Q18) What types of medicines are given for Heart Failure patients?
- Blood thinners in order to reduce the risk of blood clots, which might break loose and travel to the heart, lungs, or brain.
- Angiotensin-Converting Enzyme (ACE) inhibitors to widen blood vessels, making it easier for the heart to pump blood around the body.
- Anti-platelet drugs used to stop blood clots by preventing platelets in the blood from clumping together.
- Beta-blockers reduce blood pressure.
- Diuretics help the body excrete more fluid in the urine and prevent it from retaining in body tissues.
Q19) What are the dietary restrictions?
- Limiting sugary, fatty and salty meals and snacks
- Consume green leafy vegetables, wholegrain, fruit, nuts, and seeds every day
- Choosing healthier fats and cooking oils such as olive oil
- Using herbs and spices to flavor food instead of salt
People with CHF tend to retain fluid in the body, so doctors often recommend restricting their fluid intake to the minimum each day. Consuming too much liquid may interfere with the effects of diuretic medicines.

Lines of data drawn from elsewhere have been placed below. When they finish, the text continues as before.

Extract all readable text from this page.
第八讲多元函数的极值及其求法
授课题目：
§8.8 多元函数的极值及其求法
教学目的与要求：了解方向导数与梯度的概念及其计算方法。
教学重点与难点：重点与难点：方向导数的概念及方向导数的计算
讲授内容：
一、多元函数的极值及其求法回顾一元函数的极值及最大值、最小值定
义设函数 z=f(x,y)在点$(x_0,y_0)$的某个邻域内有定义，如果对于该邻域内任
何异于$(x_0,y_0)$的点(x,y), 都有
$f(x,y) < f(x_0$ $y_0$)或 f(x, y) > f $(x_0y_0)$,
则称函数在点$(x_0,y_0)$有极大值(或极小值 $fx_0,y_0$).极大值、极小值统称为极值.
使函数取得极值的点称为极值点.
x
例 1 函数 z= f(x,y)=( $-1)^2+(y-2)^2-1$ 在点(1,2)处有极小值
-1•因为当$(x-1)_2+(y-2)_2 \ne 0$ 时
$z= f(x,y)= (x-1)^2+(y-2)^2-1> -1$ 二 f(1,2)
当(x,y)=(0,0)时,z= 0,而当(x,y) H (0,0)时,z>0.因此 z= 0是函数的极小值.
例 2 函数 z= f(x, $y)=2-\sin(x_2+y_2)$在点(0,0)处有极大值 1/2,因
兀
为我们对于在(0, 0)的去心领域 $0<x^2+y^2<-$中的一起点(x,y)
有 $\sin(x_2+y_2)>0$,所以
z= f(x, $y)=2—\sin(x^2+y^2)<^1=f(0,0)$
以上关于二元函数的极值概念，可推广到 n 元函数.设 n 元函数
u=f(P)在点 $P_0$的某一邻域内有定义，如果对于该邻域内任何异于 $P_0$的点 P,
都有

Q20) What type of exercises is to be done/not to be done?
- Moderate-intensity physical activity, like walking, slow jogging is great for your health.
- You can them in smaller bouts, such as three 10-minute walks, if it is easier.
- The strenuous physical exercises are to be avoided.
- Avoid exercising after consumption of a heavy meal or if you have not eaten for a long while.
- Activities that call for holding your breath with sudden bursts of energy are to be avoided.
- Always do a warm-up and cool down before you start exercising.
- If you are considering doing more intensive sports, you should consult your cardiologist first.
Q21) Is driving safe for a person with heart failure?
Most people can safely drive however if there is a history of fainting due to abnormal heart rhythm then consultation with the doctor is necessary. Refrain from driving a heavy goods vehicle or public transport.
Q22) Is fertility affected by heart failure?
If you plan on having a baby, you should discuss this carefully with your doctor. You shouldn’t think that having heart failure means that you can’t get pregnant or carry a pregnancy to term; this is often possible, but your pregnancy will have to be carefully managed and monitored.
Most of the people have a rewarding sex life even when on therapy. It is normal to have a stress free life after being diagnosed with CHF.
Q23) What surgical options are there for a heart failure patient?
Device therapy helps in improving quality of life and life expectancy. CRT device helps in improving Ejection Fraction and decreases mortality. AICD device prevents sudden cardiac death. Both these devices can be implanted without anesthesia and require hospitalization for a couple of days.
LVAD are devices that act as an artificial heart and are used in critically ill patients. Cardiac transplantation is another option that helps in removing the diseased heart and giving a healthy heart to the patient.